This course presents a mathematical treatment of the theory of quantum information, with a focus on the development of concepts and methods that are fundamental to a broad range of studies in quantum algorithms and complexity, quantum cryptography, and quantum Shannon theory.

The course is intended for graduate students at the Masters or PhD level that have previously taken an introductory course (at the undergraduate or graduate level) in quantum computation.


The course will cover the following topics. The number of lectures on each topic varies with the material, and additional topics may be added as time permits.
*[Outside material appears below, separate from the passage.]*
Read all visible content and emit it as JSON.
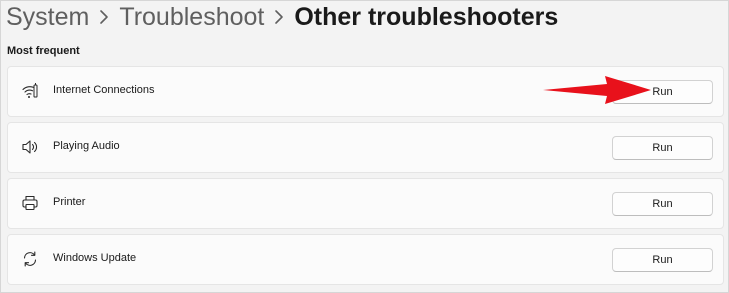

  1. Fundamentals of quantum information. Fundamentals of quantum information. Quantum states, measurements, and channels, including representations and characterizations of measurements and channels; similarity and distance measures for states.
  2. Basic quantum Shannon theory. Von Neumann entropy and noiseless quantum coding; properties of von Neumann entropy and quantum relative entropy; strong subadditivity of von Neumann entropy and Holevo's theorem.
  3. Theory of entanglement. Separable states; the LOCC paradigm; majorization and entanglement transformation; measures of entanglement; the partial transpose and bound entanglement.
  4. Additional topics (as time permits). Semidefinite programming in quantum information theory; the completely bounded trace norm; unitarily invariant measures; the finite quantum de Finetti theorem; approximate cloning of pure states.

Reference material

The primary reference material is this book:

Students may also find the following books to be helpful:
  • M. Nielsen and I. Chuang. Quantum Computation and Quantum Information. Cambridge University Press, 2000.
  • M. Wilde. Quantum Information Theory. Second edition. Cambridge University Press, 2017.
  • A. Kitaev, A. Shen, and M. Vyalyi. Classical and Quantum Computation, volume 47 of Graduate Studies in Mathematics. American Mathematical Society, 2002.
  • R. Bhatia. Matrix Analysis. Springer, 1997.
  • R. Horn and C. Johnson. Matrix Analysis. Cambridge University Press, 1985.


Course grade is based 80% on homework assignments and 20% on a final project. Four problem sets will be assigned at regular intervals throughout the course.